The recent Zika virus epidemic strained our public health systems due to its surprising severity and scale. It also revealed weaknesses in our surveillance networks as it circulated for more than a year in the Americas without detection. These weaknesses, some due to overlapping symptomology with other viruses and a lack of easy and inexpensive diagnostics, are also impeding our ability to determine the true scale of the epidemic, and importantly, when the epidemic can be declared over. Accurate and standardized reporting is key to fully understanding the burden of the Zika epidemic.

There are two primary ways in which active Zika virus transmission is reported. 1) Local reporting by countries engaging in clinical Zika virus surveillance (usually suspected and confirmed cases), in which the data is submitted to the Pan American Health Organization (PAHO) for open dissemination. These data provide the most comprehensive picture of local transmission, but due to large discrepancies in public health capabilities and reporting structures, comparing Zika incidence rates among different countries and territories will be skewed by several local biases. 2) Imported, or travel, infections are also reported by several agencies in regions with high travel volumes to regions with active Zika transmission, like the Florida Department of Health (DOH)US Centers for Disease Control and Prevention (CDC), and the European CDC (ECDC). The advantage of using imported cases detected through sentinel surveillance is that they can be utilized to understand outbreak dynamics in regions without local reporting.

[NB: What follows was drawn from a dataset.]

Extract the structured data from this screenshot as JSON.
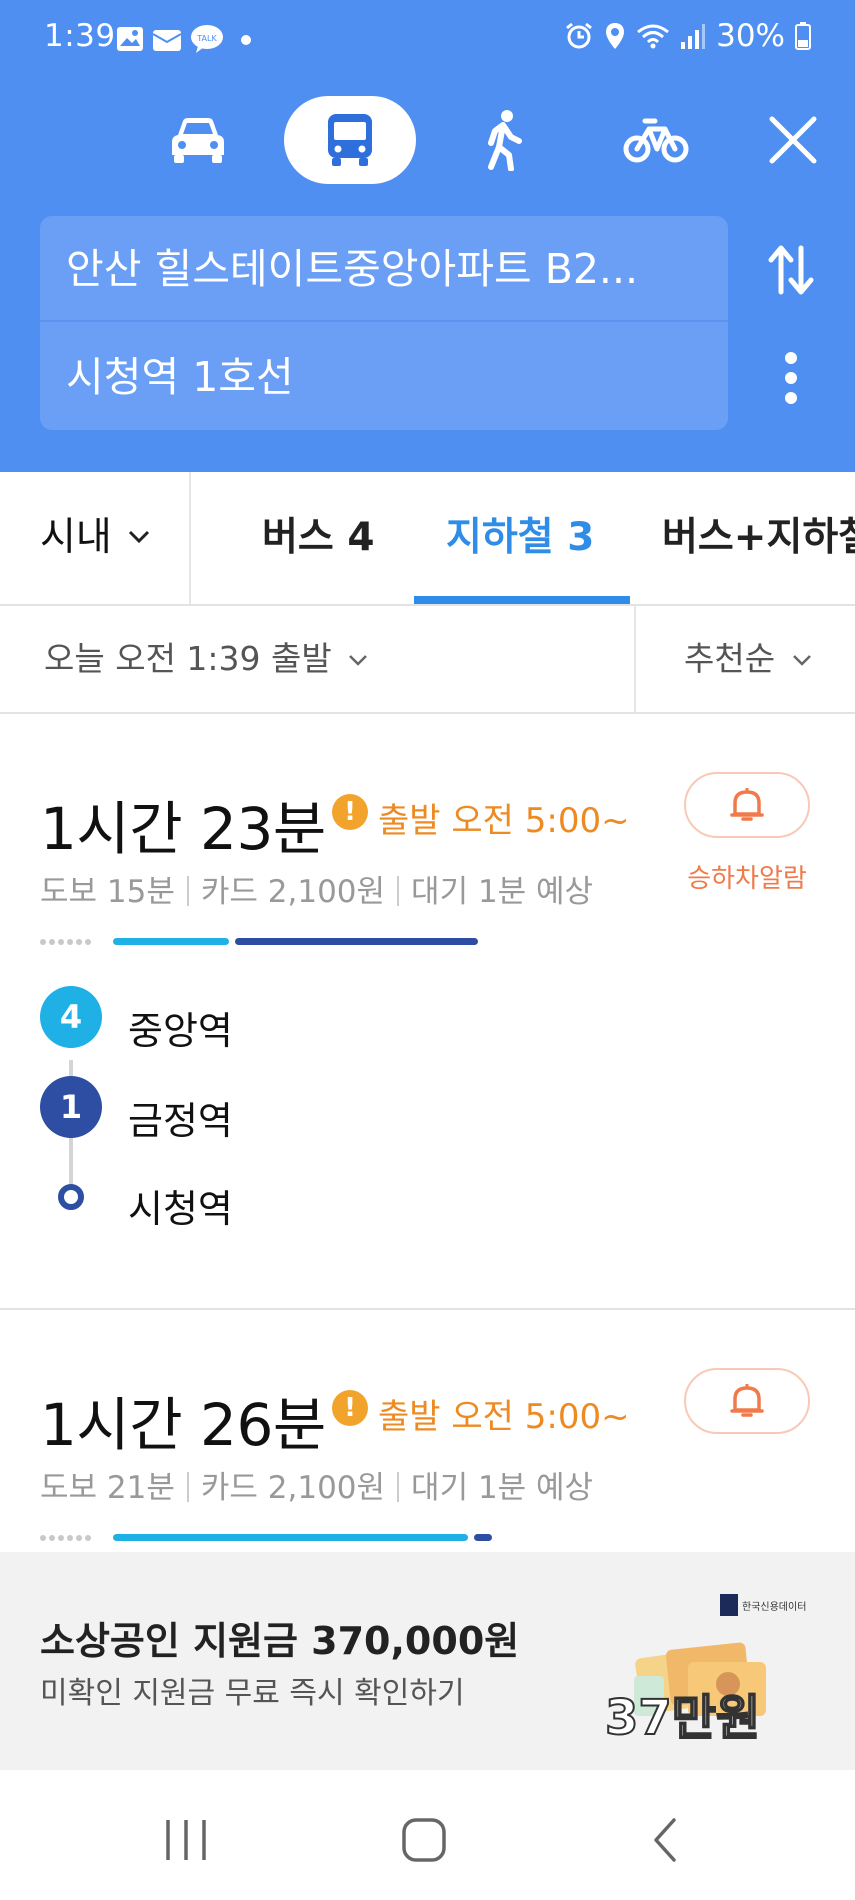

We compared the temporal distribution of reported local and travel Zika cases to see if the trends overlap and if the travel cases are revealing evidence for transmission not captured locally (Figure 1A). We obtained local cases from individual countries and territories provided on the PAHO website (we converted bar graphs to spreadsheet: data here). We worked directly with the Florida DOH to obtain monthly travel cases (based on symptoms onset) by country of origin (data here), and requested similar data from the ECDC. The last local cases reported by PAHO from South America, Central America (+ Mexico), and the Caribbean were during August of 2017. For South America and Central America (+ Mexico), this also corresponded with the last travel cases from individuals visiting those regions, suggesting that the epidemic ended in 2017. For the Caribbean, however, travel cases were reported until February of 2018 and revealed a sudden spike in cases in the summer of 2017 (not captured by the local PAHO data). When we further sorted the Florida DOH and ECDC travel cases by the country of origin, we found that almost all of the Zika positive travelers recently visited Cuba (Figure 1B), suggesting that there was a local outbreak that went undetected.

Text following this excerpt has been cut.